My understanding with the example step by step:
-
Traditional next token prediction: \(t_1\)-> \(h_1\) -> \(\hat{t}_2\), \(t_2\) -> \(h_2\) -> \(\hat{t}_3\), .... This is what the main model does.
-
In the \(k\)-th MTP module of DS, the model will get the \(k\)-depth representation \(\mathbf{h}_i^k\) based on the \((k-1)\)-depth MTP representation \(h_i^{k-1}\) and the embedding of token \(t_{i+k}\), and then further predict the \((k+1)\)-th token. Below, we use \(k=1, 2, 3\) as an example to illustrate how it works. Specifically, for input token \(i\):
-
When \(k=1\), first concatenate the representation \(h_i^{k-1}=h_i^0\) (from main model) of \(t_i\) and the embedding of token \(t_{i+1}\) (\(i+k=i+1\)) to get \(h’^1_i\), then input \(TRM_1\), get \(\mathbf{h}^1_{1:T-1} = TRM_1(\mathbf{h}’^{1}_{1:T-1})\), and finally get the prediction distribution \(p_{i+2}\) of token \(t_{i+2}\)
-
When \(k=2\), first concatenate the representation \(h_i^{k-1}=h_i^1\) (from \(k=1\) MTP module) of \(t_i\) and the embedding of token \(t_{i+1}\) (\(i+k=i+1\)) to get \(h’^1_i\).
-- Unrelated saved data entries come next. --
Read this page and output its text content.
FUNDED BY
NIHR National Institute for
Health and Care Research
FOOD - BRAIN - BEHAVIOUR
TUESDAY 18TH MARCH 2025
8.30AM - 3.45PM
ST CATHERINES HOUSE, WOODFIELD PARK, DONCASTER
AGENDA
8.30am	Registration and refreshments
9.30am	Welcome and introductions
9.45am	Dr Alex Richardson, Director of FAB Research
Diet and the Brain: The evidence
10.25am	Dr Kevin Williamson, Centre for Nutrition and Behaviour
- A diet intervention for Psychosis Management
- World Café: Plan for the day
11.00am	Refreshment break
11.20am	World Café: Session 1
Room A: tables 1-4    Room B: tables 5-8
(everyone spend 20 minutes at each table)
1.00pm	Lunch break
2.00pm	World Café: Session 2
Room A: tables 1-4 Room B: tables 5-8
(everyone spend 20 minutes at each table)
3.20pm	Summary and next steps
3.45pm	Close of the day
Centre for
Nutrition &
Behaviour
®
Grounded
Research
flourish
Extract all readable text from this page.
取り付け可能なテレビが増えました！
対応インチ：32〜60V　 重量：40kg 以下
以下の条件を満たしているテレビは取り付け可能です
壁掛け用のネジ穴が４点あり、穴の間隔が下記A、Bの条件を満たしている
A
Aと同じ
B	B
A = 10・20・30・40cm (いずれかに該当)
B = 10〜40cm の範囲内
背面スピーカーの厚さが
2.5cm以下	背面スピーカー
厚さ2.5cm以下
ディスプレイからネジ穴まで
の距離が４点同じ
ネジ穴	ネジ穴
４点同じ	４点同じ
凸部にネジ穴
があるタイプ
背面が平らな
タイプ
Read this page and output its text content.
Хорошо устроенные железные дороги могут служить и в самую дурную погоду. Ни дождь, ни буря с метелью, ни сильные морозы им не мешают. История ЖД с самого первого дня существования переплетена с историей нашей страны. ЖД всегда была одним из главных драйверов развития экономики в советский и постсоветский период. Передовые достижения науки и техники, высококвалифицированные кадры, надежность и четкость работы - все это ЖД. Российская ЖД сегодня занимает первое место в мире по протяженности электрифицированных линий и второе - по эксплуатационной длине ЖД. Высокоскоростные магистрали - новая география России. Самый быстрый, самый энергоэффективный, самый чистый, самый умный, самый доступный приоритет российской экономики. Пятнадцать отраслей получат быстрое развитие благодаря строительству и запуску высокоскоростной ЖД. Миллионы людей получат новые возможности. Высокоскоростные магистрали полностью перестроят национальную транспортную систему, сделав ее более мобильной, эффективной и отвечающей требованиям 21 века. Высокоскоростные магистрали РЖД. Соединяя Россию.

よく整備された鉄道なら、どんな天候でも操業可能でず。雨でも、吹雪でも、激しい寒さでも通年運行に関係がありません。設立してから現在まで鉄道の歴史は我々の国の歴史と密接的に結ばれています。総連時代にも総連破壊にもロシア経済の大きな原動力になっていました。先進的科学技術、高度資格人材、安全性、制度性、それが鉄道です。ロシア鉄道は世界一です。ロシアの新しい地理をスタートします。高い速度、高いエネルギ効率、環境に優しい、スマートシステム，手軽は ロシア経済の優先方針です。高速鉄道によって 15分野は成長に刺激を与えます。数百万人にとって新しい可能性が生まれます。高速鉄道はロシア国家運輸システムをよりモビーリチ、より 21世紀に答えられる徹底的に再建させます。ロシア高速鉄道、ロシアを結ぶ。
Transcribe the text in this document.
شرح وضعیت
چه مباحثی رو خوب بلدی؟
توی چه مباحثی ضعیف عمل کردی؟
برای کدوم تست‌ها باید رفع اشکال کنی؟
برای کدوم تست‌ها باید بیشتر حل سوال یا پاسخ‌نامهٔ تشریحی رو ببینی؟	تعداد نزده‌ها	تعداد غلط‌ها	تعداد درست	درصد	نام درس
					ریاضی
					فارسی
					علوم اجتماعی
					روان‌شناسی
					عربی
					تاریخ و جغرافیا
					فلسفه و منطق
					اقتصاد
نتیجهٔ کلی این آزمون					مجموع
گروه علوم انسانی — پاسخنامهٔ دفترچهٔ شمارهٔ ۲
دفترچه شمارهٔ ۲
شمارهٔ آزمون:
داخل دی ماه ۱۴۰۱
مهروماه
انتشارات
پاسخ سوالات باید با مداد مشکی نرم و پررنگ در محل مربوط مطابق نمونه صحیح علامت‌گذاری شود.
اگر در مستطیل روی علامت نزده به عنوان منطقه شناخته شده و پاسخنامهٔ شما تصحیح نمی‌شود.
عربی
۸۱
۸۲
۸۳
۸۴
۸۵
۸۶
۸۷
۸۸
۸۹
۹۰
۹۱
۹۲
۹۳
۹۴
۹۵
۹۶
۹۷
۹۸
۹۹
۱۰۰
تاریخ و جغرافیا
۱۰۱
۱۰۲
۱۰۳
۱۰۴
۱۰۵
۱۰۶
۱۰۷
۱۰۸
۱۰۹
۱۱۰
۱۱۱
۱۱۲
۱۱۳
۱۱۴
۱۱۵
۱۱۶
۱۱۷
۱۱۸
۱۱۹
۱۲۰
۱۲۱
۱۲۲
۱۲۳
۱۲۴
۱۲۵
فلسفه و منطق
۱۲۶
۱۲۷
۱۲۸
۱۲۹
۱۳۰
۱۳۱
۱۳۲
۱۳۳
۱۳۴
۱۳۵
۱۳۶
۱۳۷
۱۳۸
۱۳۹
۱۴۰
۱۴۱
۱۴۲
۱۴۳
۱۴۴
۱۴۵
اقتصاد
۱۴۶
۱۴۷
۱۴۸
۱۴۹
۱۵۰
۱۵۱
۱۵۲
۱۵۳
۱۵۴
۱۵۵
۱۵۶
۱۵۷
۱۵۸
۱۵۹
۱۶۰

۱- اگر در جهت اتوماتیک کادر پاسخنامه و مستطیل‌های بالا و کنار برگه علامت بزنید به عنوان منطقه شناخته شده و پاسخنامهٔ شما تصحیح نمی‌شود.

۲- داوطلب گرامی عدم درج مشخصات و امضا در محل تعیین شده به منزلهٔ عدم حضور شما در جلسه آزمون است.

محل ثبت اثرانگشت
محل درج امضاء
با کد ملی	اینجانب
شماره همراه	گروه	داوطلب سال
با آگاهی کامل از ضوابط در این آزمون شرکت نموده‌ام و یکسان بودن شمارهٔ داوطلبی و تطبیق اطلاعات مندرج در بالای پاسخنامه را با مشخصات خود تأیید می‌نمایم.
Then input \(TRM_1\), get \(\mathbf{h}^1_{1:T-1} = TRM_1(\mathbf{h}’^{1}_{1:T-1})\), and finally get the prediction distribution \(p_{i+2}\) of token \(t_{i+2}\). The embeddings of \(t_{i+2}\) ( \(i+k=i+2\) ) are concatenated to get \(h’^2_i\), and then input into \(TRM_2\), to get \(\mathbf{h}^2_{1:T-2} = TRM_2(\mathbf{h}’^{2}_{1:T-2})\), and finally get the prediction distribution \(p_{i+3}\) of token \(t_{i+3}\)
-
When \(k=3\), first concatenate the representation \(h_i^{k-1}=h_i^2\) (from \(k=2\) MTP module) of \(t_{i+3}\) and the embeddings of token \(t_{i+3}\) ( \(i+k=i+3\) ) to get \(h’^3_i\), and then input into \(\text{TRM}_3\), to get \(\mathbf{h}^3_{1:T-3} = TRM_3(\mathbf{h}’^{3}_{1:T-3})\), and finally get the prediction distribution \(p_{i+4}\) of token \(t_{i+4}\)
-
Objective function of MTP For each predicted depth k, its loss function is still cross-entropy, defined as \(\mathcal{L}_{\text{MTP}}^k\) = \(\mathcal{L}_{\text{MTP}}^k\) = \(\text{CrossEntropy}(P_{2+k:T+1}^{k}, t_{2+k:T+1})\) = \(-\frac{1}{T} \sum_{i=2+k}^{T+1} \log p_i^k[t_i]\). Where \(T\) is the length of the input sequence, \(t_i\) is the \(i\)-th true value of the input sequence, and \(p_i^k[t_i]\) is the prediciton probability of the \(k\)-th MTP module for \(t_i\).
The final MTP loss function is the average of all predicted depths (\(k\) from 1 to \(D\)) multiplied by the weight \(\lambda\), \(\mathcal{L}_{\text{MTP}}\) = \(\frac{\lambda}{D} \sum_{k=1}^{D} \mathcal{L}_{\text{MTP}}^k\)
From DS's paper formula 25, \(\mathcal{L}_{\text{MTP}}\) is only the loss function of MTP. The final loss function should also add \(\mathcal{L}_{\text{Main}}\).
How to use MTP during inference? The main purpose of MTP is to improve the performance of the main model. During inference, MTP is not used, but only the main model is used to predict the next token.